DOI: 10.1016/j.actbio.2021.06.037
Abstrakt: In living tissues, mechanical stiffness and biological function are intrinsically linked. Alterations in the stiffness of tissues can induce pathological interactions that affect cellular activity and tissue function. Underlying connections between tissue stiffness and disease highlights the importance of accurate quantitative characterizations of soft tissue mechanics, which can improve our understanding of disease and inform therapeutic development. In particular, accurate measurement of lung mechanical properties has been especially challenging due to the anatomical and mechanobiological complexities of the lung. Discrepancies between measured mechanical properties of dissected lung tissue samples and intact lung tissues in vivo has limited the ability to accurately characterize integral lung mechanics. Here, we report a non-destructive vacuum-assisted method to evaluate mechanical properties of soft biomaterials, including intact tissues and hydrogels. Using this approach, we measured elastic moduli of rat lung tissue that varied depending on stress-strain distribution throughout the lung. We also observed that the elastic moduli of enzymatically disrupted lung parenchyma increased by at least 64%. The reported methodology enables assessment of the nonlinear viscoelastic characteristics of intact lungs under normal and abnormal (i.e., injured, diseased) conditions and allows measurement of mechanical properties of tissue-mimetic biomaterials for use in therapeutics or in vitro models. STATEMENT OF SIGNIFICANCE: Accurate quantification of tissue stiffness is critical for understanding mechanisms of disease and developing effective therapeutics. Current modalities to measure tissue stiffness are destructive and preclude accurate assessment of lung mechanical properties, as lung mechanics are determined by complex features of the intact lung. To address the need for alternative methods to assess lung mechanics, we report a non-destructive vacuum-based approach to quantify tissue stiffness. We applied this method to correlate lung tissue mechanics with tissue disruption, and to assess the stiffness of biomaterials.
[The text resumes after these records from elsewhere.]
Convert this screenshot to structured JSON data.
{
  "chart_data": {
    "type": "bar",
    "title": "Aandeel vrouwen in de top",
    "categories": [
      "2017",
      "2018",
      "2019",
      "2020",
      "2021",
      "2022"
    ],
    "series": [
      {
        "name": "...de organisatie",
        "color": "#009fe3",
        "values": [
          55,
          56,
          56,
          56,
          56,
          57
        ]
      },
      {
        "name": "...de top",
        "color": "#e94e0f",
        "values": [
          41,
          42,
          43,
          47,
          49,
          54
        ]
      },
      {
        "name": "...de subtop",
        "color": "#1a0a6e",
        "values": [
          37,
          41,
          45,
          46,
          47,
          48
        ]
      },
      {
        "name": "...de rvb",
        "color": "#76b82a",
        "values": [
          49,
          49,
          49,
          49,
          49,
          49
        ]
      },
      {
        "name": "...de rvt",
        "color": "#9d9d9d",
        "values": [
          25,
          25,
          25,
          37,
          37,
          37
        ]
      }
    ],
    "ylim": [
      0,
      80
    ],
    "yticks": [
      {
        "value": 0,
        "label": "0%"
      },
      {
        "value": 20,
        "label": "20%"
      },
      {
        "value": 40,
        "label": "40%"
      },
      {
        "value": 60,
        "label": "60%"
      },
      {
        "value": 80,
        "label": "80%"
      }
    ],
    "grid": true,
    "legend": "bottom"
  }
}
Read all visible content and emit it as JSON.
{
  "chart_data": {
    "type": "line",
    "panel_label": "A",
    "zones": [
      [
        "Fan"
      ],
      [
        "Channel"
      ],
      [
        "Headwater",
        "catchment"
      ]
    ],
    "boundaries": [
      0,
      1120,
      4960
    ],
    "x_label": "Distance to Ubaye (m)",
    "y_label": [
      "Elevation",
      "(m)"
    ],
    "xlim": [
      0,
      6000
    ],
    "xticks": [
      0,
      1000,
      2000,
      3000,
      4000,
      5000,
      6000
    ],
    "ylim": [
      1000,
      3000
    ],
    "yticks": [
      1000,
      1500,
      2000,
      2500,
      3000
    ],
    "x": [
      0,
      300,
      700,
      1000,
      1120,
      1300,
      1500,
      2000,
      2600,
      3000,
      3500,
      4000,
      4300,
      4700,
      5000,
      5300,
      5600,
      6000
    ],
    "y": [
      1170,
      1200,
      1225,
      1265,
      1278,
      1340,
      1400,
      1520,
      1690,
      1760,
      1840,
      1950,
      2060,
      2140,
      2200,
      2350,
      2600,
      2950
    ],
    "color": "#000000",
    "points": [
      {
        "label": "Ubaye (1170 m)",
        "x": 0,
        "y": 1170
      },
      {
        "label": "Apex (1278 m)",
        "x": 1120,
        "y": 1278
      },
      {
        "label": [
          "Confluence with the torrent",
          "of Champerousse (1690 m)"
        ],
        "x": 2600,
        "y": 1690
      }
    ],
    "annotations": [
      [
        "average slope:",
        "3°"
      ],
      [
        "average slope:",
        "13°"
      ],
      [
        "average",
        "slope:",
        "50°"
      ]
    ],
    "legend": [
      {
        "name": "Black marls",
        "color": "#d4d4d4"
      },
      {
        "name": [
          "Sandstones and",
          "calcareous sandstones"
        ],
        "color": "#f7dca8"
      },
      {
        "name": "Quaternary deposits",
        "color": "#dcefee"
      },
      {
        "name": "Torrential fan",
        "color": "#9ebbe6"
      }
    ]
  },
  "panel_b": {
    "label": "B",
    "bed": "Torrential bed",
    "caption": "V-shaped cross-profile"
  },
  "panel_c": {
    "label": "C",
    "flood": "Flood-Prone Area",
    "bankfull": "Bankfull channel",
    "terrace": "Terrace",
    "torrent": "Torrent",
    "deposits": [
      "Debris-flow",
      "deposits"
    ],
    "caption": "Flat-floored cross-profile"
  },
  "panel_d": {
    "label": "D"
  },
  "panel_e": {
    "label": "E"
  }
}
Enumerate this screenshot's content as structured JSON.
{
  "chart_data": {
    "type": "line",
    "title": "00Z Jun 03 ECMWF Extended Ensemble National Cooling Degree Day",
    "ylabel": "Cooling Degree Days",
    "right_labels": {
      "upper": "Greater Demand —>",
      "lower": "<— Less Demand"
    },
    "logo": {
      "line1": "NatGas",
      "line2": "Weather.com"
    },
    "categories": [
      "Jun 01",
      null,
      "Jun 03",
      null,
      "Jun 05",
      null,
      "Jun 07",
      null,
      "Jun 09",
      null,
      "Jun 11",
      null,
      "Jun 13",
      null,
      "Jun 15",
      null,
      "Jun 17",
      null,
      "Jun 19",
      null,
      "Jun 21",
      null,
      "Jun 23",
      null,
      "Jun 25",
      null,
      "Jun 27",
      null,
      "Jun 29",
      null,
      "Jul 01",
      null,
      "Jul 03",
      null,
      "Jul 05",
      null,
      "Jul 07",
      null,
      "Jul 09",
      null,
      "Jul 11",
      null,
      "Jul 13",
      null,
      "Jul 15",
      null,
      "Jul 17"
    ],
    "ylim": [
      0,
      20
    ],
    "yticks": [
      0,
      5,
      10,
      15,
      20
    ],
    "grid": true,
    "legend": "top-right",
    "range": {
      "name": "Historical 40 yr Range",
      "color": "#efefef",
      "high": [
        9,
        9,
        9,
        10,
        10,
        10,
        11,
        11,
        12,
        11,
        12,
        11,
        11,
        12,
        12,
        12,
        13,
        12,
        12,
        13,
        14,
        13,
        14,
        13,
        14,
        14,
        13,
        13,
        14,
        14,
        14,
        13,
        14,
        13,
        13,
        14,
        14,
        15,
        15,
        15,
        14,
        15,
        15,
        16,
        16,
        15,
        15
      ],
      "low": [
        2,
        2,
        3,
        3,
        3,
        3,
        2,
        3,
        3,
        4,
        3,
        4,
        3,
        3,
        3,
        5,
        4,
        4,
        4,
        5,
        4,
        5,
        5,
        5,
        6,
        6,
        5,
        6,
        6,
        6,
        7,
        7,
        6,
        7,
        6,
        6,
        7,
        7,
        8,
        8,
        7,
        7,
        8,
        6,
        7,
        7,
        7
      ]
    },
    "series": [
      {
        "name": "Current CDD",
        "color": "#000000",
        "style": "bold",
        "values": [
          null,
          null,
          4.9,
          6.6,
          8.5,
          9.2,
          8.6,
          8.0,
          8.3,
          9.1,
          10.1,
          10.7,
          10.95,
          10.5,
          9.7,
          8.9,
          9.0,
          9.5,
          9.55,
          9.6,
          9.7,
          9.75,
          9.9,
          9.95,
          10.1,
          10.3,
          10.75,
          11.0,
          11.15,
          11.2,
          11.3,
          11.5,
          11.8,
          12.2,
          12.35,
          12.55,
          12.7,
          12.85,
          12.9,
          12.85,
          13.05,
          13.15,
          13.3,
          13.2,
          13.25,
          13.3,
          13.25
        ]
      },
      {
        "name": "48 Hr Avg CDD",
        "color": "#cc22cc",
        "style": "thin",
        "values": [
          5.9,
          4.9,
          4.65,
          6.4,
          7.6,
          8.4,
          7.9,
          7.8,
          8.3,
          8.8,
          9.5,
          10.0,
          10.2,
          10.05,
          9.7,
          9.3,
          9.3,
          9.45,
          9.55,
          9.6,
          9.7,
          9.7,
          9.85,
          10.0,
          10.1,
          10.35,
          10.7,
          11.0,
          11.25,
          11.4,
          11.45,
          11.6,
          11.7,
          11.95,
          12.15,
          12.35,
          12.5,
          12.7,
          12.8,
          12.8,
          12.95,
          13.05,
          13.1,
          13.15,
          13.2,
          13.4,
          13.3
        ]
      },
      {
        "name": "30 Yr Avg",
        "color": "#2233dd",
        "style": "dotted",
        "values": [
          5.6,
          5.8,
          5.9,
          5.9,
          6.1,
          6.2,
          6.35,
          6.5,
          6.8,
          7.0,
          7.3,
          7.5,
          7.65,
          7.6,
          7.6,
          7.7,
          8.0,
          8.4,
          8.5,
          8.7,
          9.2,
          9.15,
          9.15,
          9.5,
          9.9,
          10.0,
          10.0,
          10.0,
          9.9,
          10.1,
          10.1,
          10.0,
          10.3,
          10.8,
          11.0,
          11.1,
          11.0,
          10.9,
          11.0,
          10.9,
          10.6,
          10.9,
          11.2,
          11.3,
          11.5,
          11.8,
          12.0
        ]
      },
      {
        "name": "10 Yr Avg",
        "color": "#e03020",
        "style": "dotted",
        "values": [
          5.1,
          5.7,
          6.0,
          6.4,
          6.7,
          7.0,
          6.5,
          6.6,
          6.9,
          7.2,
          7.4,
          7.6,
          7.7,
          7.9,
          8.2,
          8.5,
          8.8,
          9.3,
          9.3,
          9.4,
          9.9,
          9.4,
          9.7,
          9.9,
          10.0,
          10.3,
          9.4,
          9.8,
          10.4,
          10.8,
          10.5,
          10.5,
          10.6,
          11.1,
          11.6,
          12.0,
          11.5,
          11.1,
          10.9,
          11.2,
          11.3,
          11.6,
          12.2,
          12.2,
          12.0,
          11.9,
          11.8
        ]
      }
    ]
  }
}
This method can be used to inform the development of tissue-mimetic materials for use in therapeutics and disease models, and could potentially be applied for in-situ evaluation of tissue stiffness as a diagnostic or prognostic tool.
Competing Interests: Declaration of Competing Interest The authors declare that they have no known competing financial interests or personal relationships that could have appeared to influence the work reported in this paper.